Лорды приняли решение по вопросу, который вот уже несколько сотен лет волнует здравомыслящую публику, но в котором ни один человек до сих пор не мог разобраться так, чтобы более и сомнений не оставалось. Даже у него самого, у этого человека. Или, можно сказать, у него самого в первую очередь: ведь злодеяния, если их совершили члены твоей семьи, твоя нация, едва ли не каждый — из чувства родственной, племенной солидарности — охотно поймет и простит с самым неподдельным воодушевлением. Однако, попреки племенным обычаям, общепринятым нравственным пожеланием остается все-таки требование, чтобы по отношению к заблуждениям, ошибкам, преступлениям, злодеяниям у нас было не два критерия, а один-единственный. Вопрос это весьма щекотливый, связанный с общей устойчивостью человеческой жизни.
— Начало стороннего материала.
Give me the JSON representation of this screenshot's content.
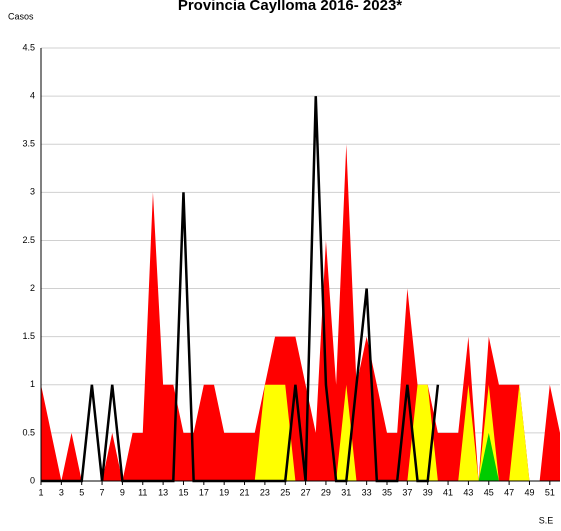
{
  "chart_data": {
    "type": "area",
    "title": "Provincia Caylloma 2016- 2023*",
    "ylabel": "Casos",
    "xlabel": "S.E",
    "x": [
      1,
      2,
      3,
      4,
      5,
      6,
      7,
      8,
      9,
      10,
      11,
      12,
      13,
      14,
      15,
      16,
      17,
      18,
      19,
      20,
      21,
      22,
      23,
      24,
      25,
      26,
      27,
      28,
      29,
      30,
      31,
      32,
      33,
      34,
      35,
      36,
      37,
      38,
      39,
      40,
      41,
      42,
      43,
      44,
      45,
      46,
      47,
      48,
      49,
      50,
      51,
      52
    ],
    "xlim": [
      1,
      52
    ],
    "xticks": [
      1,
      3,
      5,
      7,
      9,
      11,
      13,
      15,
      17,
      19,
      21,
      23,
      25,
      27,
      29,
      31,
      33,
      35,
      37,
      39,
      41,
      43,
      45,
      47,
      49,
      51
    ],
    "ylim": [
      0,
      4.5
    ],
    "yticks": [
      0,
      0.5,
      1,
      1.5,
      2,
      2.5,
      3,
      3.5,
      4,
      4.5
    ],
    "grid": true,
    "series": [
      {
        "kind": "area",
        "color": "#ff0000",
        "values": [
          1,
          0.5,
          0,
          0.5,
          0,
          0,
          0,
          0.5,
          0,
          0.5,
          0.5,
          3,
          1,
          1,
          0.5,
          0.5,
          1,
          1,
          0.5,
          0.5,
          0.5,
          0.5,
          1,
          1.5,
          1.5,
          1.5,
          1,
          0.5,
          2.5,
          1,
          3.5,
          1,
          1.5,
          1,
          0.5,
          0.5,
          2,
          1,
          1,
          0.5,
          0.5,
          0.5,
          1.5,
          0,
          1.5,
          1,
          1,
          1,
          0,
          0,
          1,
          0.5
        ]
      },
      {
        "kind": "area",
        "color": "#ffff00",
        "values": [
          0,
          0,
          0,
          0,
          0,
          0,
          0,
          0,
          0,
          0,
          0,
          0,
          0,
          0,
          0,
          0,
          0,
          0,
          0,
          0,
          0,
          0,
          1,
          1,
          1,
          0,
          0,
          0,
          0,
          0,
          1,
          0,
          0,
          0,
          0,
          0,
          0,
          1,
          1,
          0,
          0,
          0,
          1,
          0,
          1,
          0,
          0,
          1,
          0,
          0,
          0,
          0
        ]
      },
      {
        "kind": "area",
        "color": "#00cc00",
        "values": [
          0,
          0,
          0,
          0,
          0,
          0,
          0,
          0,
          0,
          0,
          0,
          0,
          0,
          0,
          0,
          0,
          0,
          0,
          0,
          0,
          0,
          0,
          0,
          0,
          0,
          0,
          0,
          0,
          0,
          0,
          0,
          0,
          0,
          0,
          0,
          0,
          0,
          0,
          0,
          0,
          0,
          0,
          0,
          0,
          0.5,
          0,
          0,
          0,
          0,
          0,
          0,
          0
        ]
      },
      {
        "kind": "line",
        "color": "#000000",
        "values": [
          0,
          0,
          0,
          0,
          0,
          1,
          0,
          1,
          0,
          0,
          0,
          0,
          0,
          0,
          3,
          0,
          0,
          0,
          0,
          0,
          0,
          0,
          0,
          0,
          0,
          1,
          0,
          4,
          1,
          0,
          0,
          1,
          2,
          0,
          0,
          0,
          1,
          0,
          0,
          1,
          null,
          null,
          null,
          null,
          null,
          null,
          null,
          null,
          null,
          null,
          null,
          null
        ]
      }
    ]
  }
}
Ведь тут нужно согласовать, в душе одной личности, подходы и точки зрения, свойственные и сияющим хрустальными люстрами мраморным залам, и сумрачным соборам, и кипящим энергией биржам, и чванным академиям, и залитым кровью полям сражений, и тихим библиотекам; затем эти подходы и точки зрения нужно согласовать уже между отдельными людьми, в пределах одного государства, чтобы потом наконец можно было унифицировать между государствами.
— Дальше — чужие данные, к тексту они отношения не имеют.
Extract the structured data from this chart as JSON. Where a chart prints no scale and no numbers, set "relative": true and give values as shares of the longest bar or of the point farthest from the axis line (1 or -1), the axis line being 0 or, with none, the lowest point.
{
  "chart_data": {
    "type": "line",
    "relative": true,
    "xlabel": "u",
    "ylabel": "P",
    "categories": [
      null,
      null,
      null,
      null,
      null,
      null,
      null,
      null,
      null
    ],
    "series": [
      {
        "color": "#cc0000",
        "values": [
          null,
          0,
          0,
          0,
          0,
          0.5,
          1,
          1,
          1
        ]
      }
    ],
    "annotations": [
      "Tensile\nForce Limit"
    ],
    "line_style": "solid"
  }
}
В Пожони[39], на средневековой рыночной площади, на воротах старинной ратуши прикреплен вытертый от долгого употребления чугунный аршин. Если кто-то покупал в лавке на площади ткань, он мог подойти к этому аршину, проверить, не ошибся ли торговец, или сам торговец мог лишний раз убедиться, что аршин, которым он пользуется, соответствует требованиям, предъявляемым к аршинам.
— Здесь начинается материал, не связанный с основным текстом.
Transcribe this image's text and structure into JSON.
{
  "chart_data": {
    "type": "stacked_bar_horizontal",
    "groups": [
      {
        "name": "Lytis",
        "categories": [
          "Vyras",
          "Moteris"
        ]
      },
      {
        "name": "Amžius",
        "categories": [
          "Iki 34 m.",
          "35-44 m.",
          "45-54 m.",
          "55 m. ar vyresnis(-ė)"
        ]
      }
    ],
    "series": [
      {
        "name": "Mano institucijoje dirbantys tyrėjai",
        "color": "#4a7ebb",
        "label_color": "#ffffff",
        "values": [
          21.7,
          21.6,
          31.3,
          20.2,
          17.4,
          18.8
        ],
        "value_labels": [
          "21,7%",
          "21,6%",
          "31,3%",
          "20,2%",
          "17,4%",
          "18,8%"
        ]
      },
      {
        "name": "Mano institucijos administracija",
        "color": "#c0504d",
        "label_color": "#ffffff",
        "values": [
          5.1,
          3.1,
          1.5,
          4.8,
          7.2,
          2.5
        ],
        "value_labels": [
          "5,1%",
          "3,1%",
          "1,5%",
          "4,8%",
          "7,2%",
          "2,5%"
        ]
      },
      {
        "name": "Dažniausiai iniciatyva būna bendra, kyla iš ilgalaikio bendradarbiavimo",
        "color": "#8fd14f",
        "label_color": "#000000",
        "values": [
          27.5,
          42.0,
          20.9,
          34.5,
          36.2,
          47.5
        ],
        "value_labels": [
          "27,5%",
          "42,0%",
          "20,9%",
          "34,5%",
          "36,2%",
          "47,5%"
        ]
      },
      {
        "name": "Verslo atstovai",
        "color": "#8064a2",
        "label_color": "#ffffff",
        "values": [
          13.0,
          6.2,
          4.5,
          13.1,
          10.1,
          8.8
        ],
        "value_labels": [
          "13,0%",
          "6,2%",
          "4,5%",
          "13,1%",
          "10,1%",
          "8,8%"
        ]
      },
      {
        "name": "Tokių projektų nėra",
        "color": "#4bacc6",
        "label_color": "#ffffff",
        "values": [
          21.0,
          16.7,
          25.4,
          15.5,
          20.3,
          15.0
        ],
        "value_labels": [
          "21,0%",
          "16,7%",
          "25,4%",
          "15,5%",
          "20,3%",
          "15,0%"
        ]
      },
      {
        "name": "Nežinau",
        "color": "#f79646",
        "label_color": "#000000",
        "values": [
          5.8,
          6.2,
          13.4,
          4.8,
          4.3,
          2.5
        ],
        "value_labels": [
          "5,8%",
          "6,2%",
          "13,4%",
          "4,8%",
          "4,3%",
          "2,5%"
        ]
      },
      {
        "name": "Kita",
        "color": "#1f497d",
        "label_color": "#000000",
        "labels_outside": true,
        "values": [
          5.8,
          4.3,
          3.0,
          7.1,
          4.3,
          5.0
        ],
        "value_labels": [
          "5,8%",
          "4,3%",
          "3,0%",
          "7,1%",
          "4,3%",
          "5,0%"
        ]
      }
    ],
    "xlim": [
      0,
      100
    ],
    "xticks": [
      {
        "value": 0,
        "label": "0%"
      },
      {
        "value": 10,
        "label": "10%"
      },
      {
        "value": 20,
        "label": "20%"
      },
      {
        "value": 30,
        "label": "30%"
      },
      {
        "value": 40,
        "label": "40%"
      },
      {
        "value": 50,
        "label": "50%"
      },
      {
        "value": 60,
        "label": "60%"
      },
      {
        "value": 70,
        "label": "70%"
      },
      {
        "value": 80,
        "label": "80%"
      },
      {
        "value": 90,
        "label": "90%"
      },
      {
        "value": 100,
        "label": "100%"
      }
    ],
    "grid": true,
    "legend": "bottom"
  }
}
К сожалению, подобных нравственных аршинов, вмурованных в какую-нибудь стену, вы не найдете нигде. Существуют, однако, кое-какие, вызывающе наивные, упрямо возвращающиеся вопросы, на которые невозможно ответить, но и не отвечать нельзя. Вопросы эти, думаю, вполне равнозначны тому чугунному аршину. Если государство, щепетильно относящееся к законам, без лишних слов хватает за шиворот чумазого рыночного воришку, тащит его в суд и бросает за решетку, то как оно позволяет вельможным мерзавцам и организаторам массовых убийств после того, как они закончат к обеду свои гнусные дела, спокойно попивать чаек в салонах у аристократов или даже коронованных особ? Только потому, что они богаты или занимают высокие посты? Подразумевает ли уважение к государственному суверенитету попустительство обману, грабежу, убийствам других людей? Массовые убийства, совершенные в интересах какого-либо государства, не должны ли лишать руководителей этого государства неприкосновенности? Конец двадцатого века дает несколько незабываемо постыдных примеров, имеющих прямое отношение к этим вопросам. Папа римский Павел VI принимает на частной аудиенции Яноша Кадара. Английская королева Елизавета II дает обед в честь Елены и Николае Чаушеску. Голландский полковник Карреманс, командующий частями голубых касок ООН в Сребренице, и сербский генерал Младич чокаются бокалами с шампанским в окружении своих молодцеватых адъютантов. Маргарет Тэтчер демонстративно пьет чай с генералом Пиночетом, находящимся под домашним арестом, в его лондонской, с изысканным вкусом обставленной резиденции.
Во всяком случае, в тот мартовский день, когда даже воздух, казалось, насыщен был ожиданием трудного и ответственного решения, лорды заявили, что не желают больше мириться с подобными вещами, пускай даже их монархи и правительства на протяжении сотен лет считали такие жесты уместными и полезными для британской империи. Как остроумно заметил, объясняя принятое решение, один из лордов, «массовые убийства не относятся к повседневным обязанностям главы государства».